L’apice, il punto più alto. Ma non per altezza assoluta, bensì come ultima perfetta danza di un gruppo che ha dato tanto, prima di dirottare le proprie menti acide verso terre quasi inesplorate. Far Beyound Driven rappresenta il tassello mancante alla coppia Cowboys From Hell/Vulgar Display Of Power, l’ossigeno trattenuto nei propri polmoni prima dell’irriverente esalazione di un grind dai sapori glaciali con il successivo The Great Southern Trendkill.
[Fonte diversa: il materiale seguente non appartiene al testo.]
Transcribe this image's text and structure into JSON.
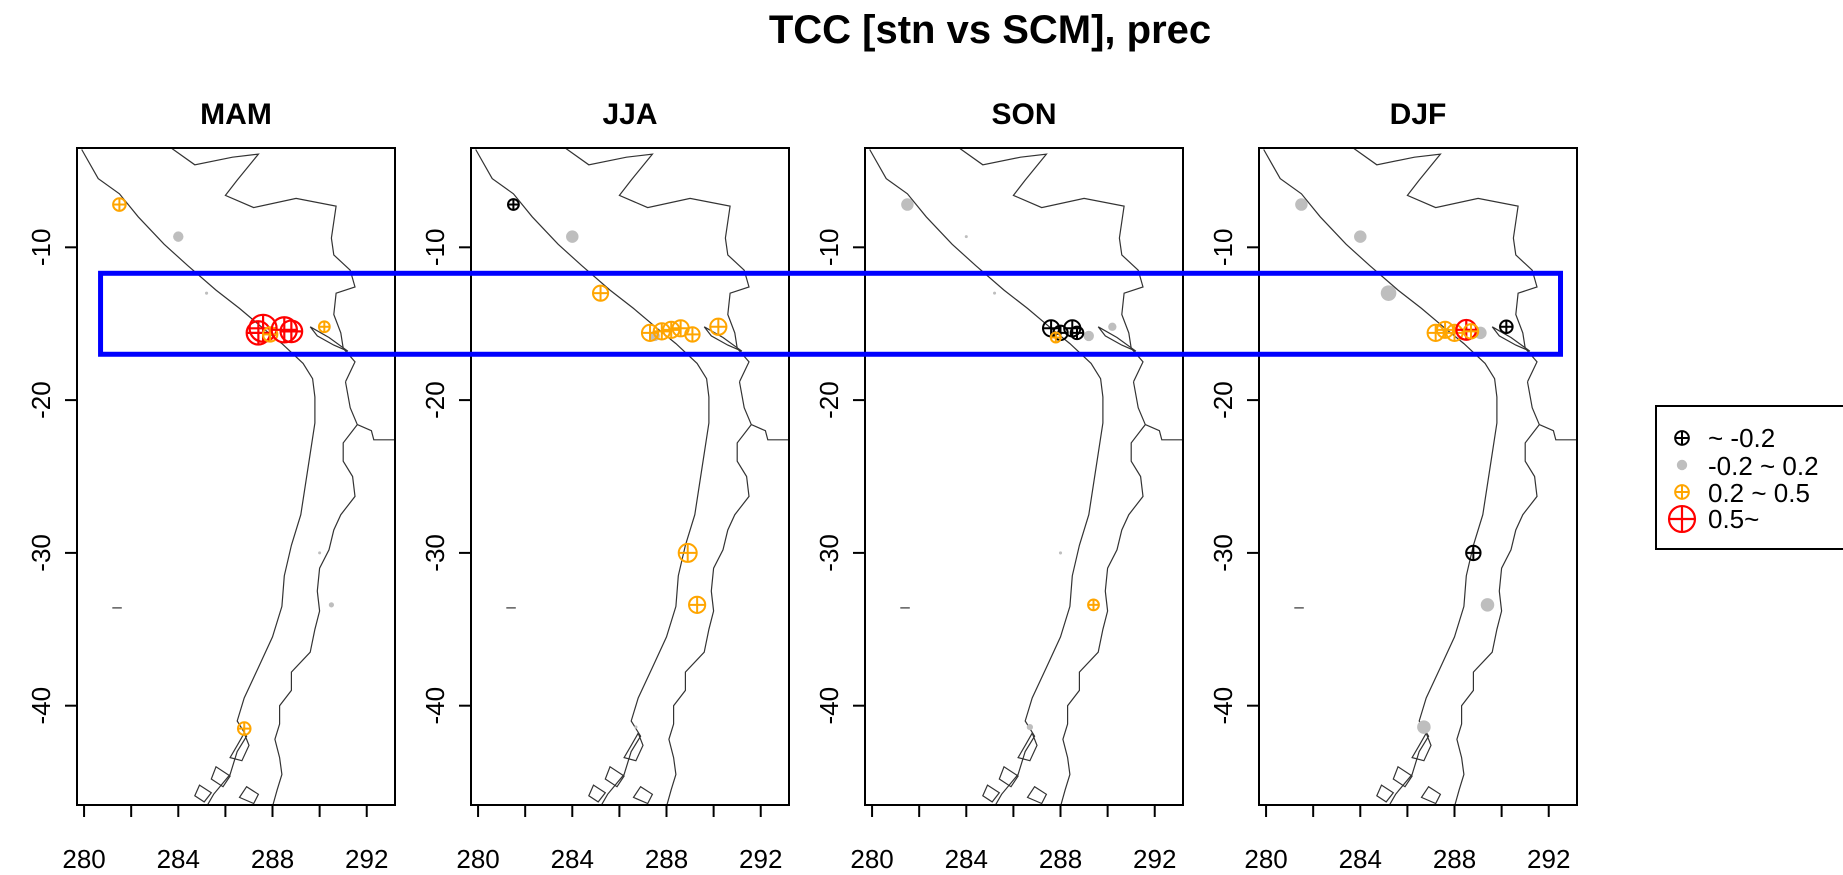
{
  "title": "TCC [stn vs SCM], prec",
  "panels": [
    {
      "name": "MAM"
    },
    {
      "name": "JJA"
    },
    {
      "name": "SON"
    },
    {
      "name": "DJF"
    }
  ],
  "x_ticks": [
    280,
    282,
    284,
    286,
    288,
    290,
    292
  ],
  "x_tick_labels": [
    "280",
    "284",
    "288",
    "292"
  ],
  "y_ticks": [
    -10,
    -20,
    -30,
    -40
  ],
  "y_tick_labels": [
    "-10",
    "-20",
    "-30",
    "-40"
  ],
  "lon_range": [
    279.7,
    293.2
  ],
  "lat_range": [
    -46.5,
    -3.5
  ],
  "legend": [
    {
      "key": "neg",
      "label": "~ -0.2"
    },
    {
      "key": "mid",
      "label": "-0.2 ~ 0.2"
    },
    {
      "key": "pos",
      "label": "0.2 ~ 0.5"
    },
    {
      "key": "high",
      "label": "0.5~"
    }
  ],
  "colors": {
    "neg": "#000000",
    "mid": "#bebebe",
    "pos": "#ffa500",
    "high": "#ff0000",
    "highlight_box": "#0000ff"
  },
  "highlight_box": {
    "lon": [
      280.7,
      292.5
    ],
    "lat": [
      -17.0,
      -11.7
    ]
  },
  "chart_data": {
    "type": "scatter",
    "title": "TCC [stn vs SCM], prec",
    "xlim": [
      279.7,
      293.2
    ],
    "ylim": [
      -46.5,
      -3.5
    ],
    "category_bins": [
      "~ -0.2",
      "-0.2 ~ 0.2",
      "0.2 ~ 0.5",
      "0.5~"
    ],
    "series": [
      {
        "name": "MAM",
        "points": [
          {
            "lon": 281.5,
            "lat": -7.2,
            "cat": "pos",
            "mag": 0.35
          },
          {
            "lon": 284.0,
            "lat": -9.3,
            "cat": "mid",
            "mag": 0.1
          },
          {
            "lon": 285.2,
            "lat": -13.0,
            "cat": "mid",
            "mag": 0.03
          },
          {
            "lon": 287.6,
            "lat": -15.3,
            "cat": "high",
            "mag": 0.75
          },
          {
            "lon": 287.4,
            "lat": -15.6,
            "cat": "high",
            "mag": 0.65
          },
          {
            "lon": 287.9,
            "lat": -15.7,
            "cat": "pos",
            "mag": 0.4
          },
          {
            "lon": 288.5,
            "lat": -15.4,
            "cat": "high",
            "mag": 0.7
          },
          {
            "lon": 288.8,
            "lat": -15.5,
            "cat": "high",
            "mag": 0.6
          },
          {
            "lon": 290.2,
            "lat": -15.2,
            "cat": "pos",
            "mag": 0.3
          },
          {
            "lon": 290.0,
            "lat": -30.0,
            "cat": "mid",
            "mag": 0.02
          },
          {
            "lon": 290.5,
            "lat": -33.4,
            "cat": "mid",
            "mag": 0.05
          },
          {
            "lon": 286.8,
            "lat": -41.5,
            "cat": "pos",
            "mag": 0.35
          }
        ]
      },
      {
        "name": "JJA",
        "points": [
          {
            "lon": 281.5,
            "lat": -7.2,
            "cat": "neg",
            "mag": 0.3
          },
          {
            "lon": 284.0,
            "lat": -9.3,
            "cat": "mid",
            "mag": 0.12
          },
          {
            "lon": 285.2,
            "lat": -13.0,
            "cat": "pos",
            "mag": 0.42
          },
          {
            "lon": 287.3,
            "lat": -15.6,
            "cat": "pos",
            "mag": 0.45
          },
          {
            "lon": 287.8,
            "lat": -15.5,
            "cat": "pos",
            "mag": 0.45
          },
          {
            "lon": 288.2,
            "lat": -15.4,
            "cat": "pos",
            "mag": 0.45
          },
          {
            "lon": 288.6,
            "lat": -15.3,
            "cat": "pos",
            "mag": 0.45
          },
          {
            "lon": 289.1,
            "lat": -15.7,
            "cat": "pos",
            "mag": 0.4
          },
          {
            "lon": 287.5,
            "lat": -15.8,
            "cat": "mid",
            "mag": 0.1
          },
          {
            "lon": 290.2,
            "lat": -15.2,
            "cat": "pos",
            "mag": 0.45
          },
          {
            "lon": 288.9,
            "lat": -30.0,
            "cat": "pos",
            "mag": 0.5
          },
          {
            "lon": 289.3,
            "lat": -33.4,
            "cat": "pos",
            "mag": 0.45
          },
          {
            "lon": 286.7,
            "lat": -41.4,
            "cat": "mid",
            "mag": 0.03
          }
        ]
      },
      {
        "name": "SON",
        "points": [
          {
            "lon": 281.5,
            "lat": -7.2,
            "cat": "mid",
            "mag": 0.12
          },
          {
            "lon": 284.0,
            "lat": -9.3,
            "cat": "mid",
            "mag": 0.01
          },
          {
            "lon": 285.2,
            "lat": -13.0,
            "cat": "mid",
            "mag": 0.02
          },
          {
            "lon": 287.6,
            "lat": -15.3,
            "cat": "neg",
            "mag": 0.45
          },
          {
            "lon": 288.0,
            "lat": -15.6,
            "cat": "neg",
            "mag": 0.4
          },
          {
            "lon": 288.5,
            "lat": -15.3,
            "cat": "neg",
            "mag": 0.45
          },
          {
            "lon": 288.7,
            "lat": -15.6,
            "cat": "neg",
            "mag": 0.35
          },
          {
            "lon": 287.8,
            "lat": -15.9,
            "cat": "pos",
            "mag": 0.25
          },
          {
            "lon": 289.2,
            "lat": -15.8,
            "cat": "mid",
            "mag": 0.1
          },
          {
            "lon": 290.2,
            "lat": -15.2,
            "cat": "mid",
            "mag": 0.08
          },
          {
            "lon": 288.0,
            "lat": -30.0,
            "cat": "mid",
            "mag": 0.03
          },
          {
            "lon": 289.4,
            "lat": -33.4,
            "cat": "pos",
            "mag": 0.3
          },
          {
            "lon": 286.7,
            "lat": -41.4,
            "cat": "mid",
            "mag": 0.06
          }
        ]
      },
      {
        "name": "DJF",
        "points": [
          {
            "lon": 281.5,
            "lat": -7.2,
            "cat": "mid",
            "mag": 0.12
          },
          {
            "lon": 284.0,
            "lat": -9.3,
            "cat": "mid",
            "mag": 0.12
          },
          {
            "lon": 285.2,
            "lat": -13.0,
            "cat": "mid",
            "mag": 0.15
          },
          {
            "lon": 287.2,
            "lat": -15.6,
            "cat": "pos",
            "mag": 0.45
          },
          {
            "lon": 287.6,
            "lat": -15.4,
            "cat": "pos",
            "mag": 0.45
          },
          {
            "lon": 288.0,
            "lat": -15.6,
            "cat": "pos",
            "mag": 0.45
          },
          {
            "lon": 288.5,
            "lat": -15.4,
            "cat": "high",
            "mag": 0.55
          },
          {
            "lon": 288.7,
            "lat": -15.5,
            "cat": "pos",
            "mag": 0.4
          },
          {
            "lon": 289.1,
            "lat": -15.6,
            "cat": "mid",
            "mag": 0.12
          },
          {
            "lon": 290.2,
            "lat": -15.2,
            "cat": "neg",
            "mag": 0.35
          },
          {
            "lon": 288.8,
            "lat": -30.0,
            "cat": "neg",
            "mag": 0.4
          },
          {
            "lon": 289.4,
            "lat": -33.4,
            "cat": "mid",
            "mag": 0.13
          },
          {
            "lon": 286.7,
            "lat": -41.4,
            "cat": "mid",
            "mag": 0.13
          }
        ]
      }
    ]
  }
}
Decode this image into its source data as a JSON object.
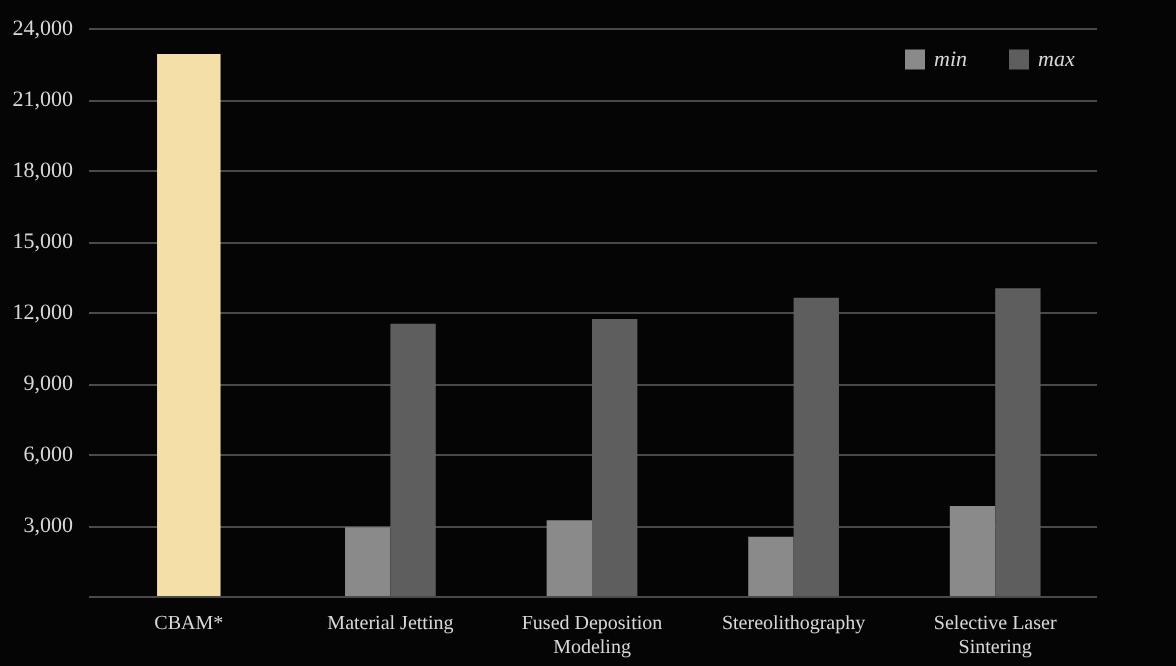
{
  "chart_data": {
    "type": "bar",
    "categories": [
      "CBAM*",
      "Material Jetting",
      "Fused Deposition Modeling",
      "Stereolithography",
      "Selective Laser Sintering"
    ],
    "series": [
      {
        "color": "#f5dfa8",
        "values": [
          22900,
          null,
          null,
          null,
          null
        ]
      },
      {
        "name": "min",
        "color": "#8a8a8a",
        "values": [
          null,
          2900,
          3200,
          2500,
          3800
        ]
      },
      {
        "name": "max",
        "color": "#5e5e5e",
        "values": [
          null,
          11500,
          11700,
          12600,
          13000
        ]
      }
    ],
    "ylim": [
      0,
      24000
    ],
    "yticks": [
      {
        "value": 0,
        "label": null
      },
      {
        "value": 3000,
        "label": "3,000"
      },
      {
        "value": 6000,
        "label": "6,000"
      },
      {
        "value": 9000,
        "label": "9,000"
      },
      {
        "value": 12000,
        "label": "12,000"
      },
      {
        "value": 15000,
        "label": "15,000"
      },
      {
        "value": 18000,
        "label": "18,000"
      },
      {
        "value": 21000,
        "label": "21,000"
      },
      {
        "value": 24000,
        "label": "24,000"
      }
    ],
    "grid": "y",
    "legend": "top right"
  }
}
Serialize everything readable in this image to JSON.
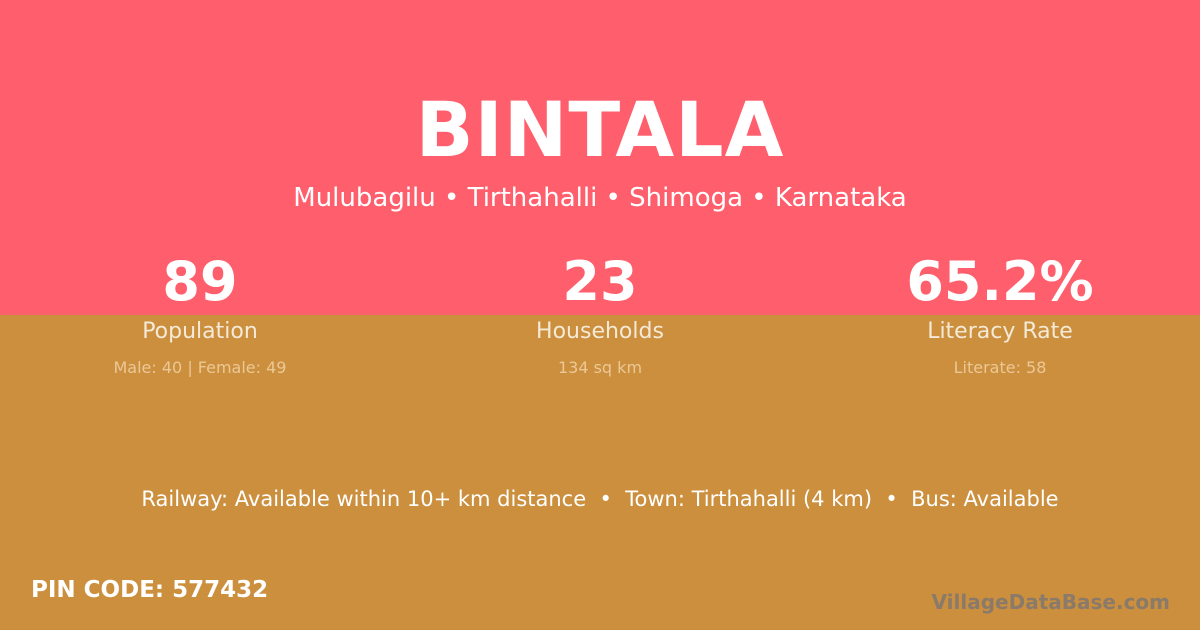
{
  "title": "BINTALA",
  "location": "Mulubagilu • Tirthahalli • Shimoga • Karnataka",
  "stats": [
    {
      "value": "89",
      "label": "Population",
      "detail": "Male: 40 | Female: 49"
    },
    {
      "value": "23",
      "label": "Households",
      "detail": "134 sq km"
    },
    {
      "value": "65.2%",
      "label": "Literacy Rate",
      "detail": "Literate: 58"
    }
  ],
  "info": "Railway: Available within 10+ km distance  •  Town: Tirthahalli (4 km)  •  Bus: Available",
  "pin": "PIN CODE: 577432",
  "watermark": "VillageDataBase.com",
  "colors": {
    "top": "#ff5f6d",
    "bottom": "#cb8f3e"
  }
}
Gli ingredienti sono gli stessi ormai rodati dalla band fin dall’ingresso del carismatico e folle singer: potenza, adrenalina, sludge sporco, riff ruvidi e tossici imbevuti di impacchi doom, e groove a manetta! Ma lo stupore sta proprio nelle idee sviluppate in queste 12 tracce senza modificare di una molecola il sound.

Le capacità di Darrell sembrano bandierine fittissime su una cartina geografica priva di strade, così come il suo approccio all’heavy risulta essere privo di schemi e di regole; Anselmo cambia attitudine, a partire dalla immortale 5 Minutes Alone cantata con voce rauca e barbara fino alla parlata Good Friends And A Bottle Of Pills in cui il nostro racconta ad un amico (nemico?!) come ha violentato la sua ragazza e quanto si eccitava immaginando che fosse spiato (per non parlare di Becoming in cui probabilmente si attesta una delle miglior fonti di ispirazione di Corey Taylor). La frase urlata “I serve too many masters” la dice lunga sulla rabbia intenzionalmente sprigionata dal portavoce.

5 Minutes Alone rappresenta proprio l’immagine di questa opera in cui la forza sprigionata dalla musica ha il merito di risultare pari a quella emanata dai testi, crudi, praticamente spiaccicati in faccia a chi ascolta; e quel pizzico marcio ed amaro di melodia che si vuole iniettare in quel dannato ritornello, risulta ancora più doloroso ed insapore. Quando si giunge alla fine sembra quasi di sentire un riff in stile AC/DC pur annegato in una cisterna di grasso. All’intro di I’m Broken si catapultano nella nostra mente i Rage Against The Machine, ma soprattutto quello che saranno gli Audioslave, quando poi il vero cuore della song inizia a scalpitare l’incubo ha inizio! I riff stoppati creano una campana di vetro, frantumata dall’ingresso dell’assolo privo di chitarre di accompagnamento (per dare un’anima live al pezzo); le urla in sottofondo al termine potrebbero impressionare un gruppo black metal, mentre il refrain si attacca alle ossa.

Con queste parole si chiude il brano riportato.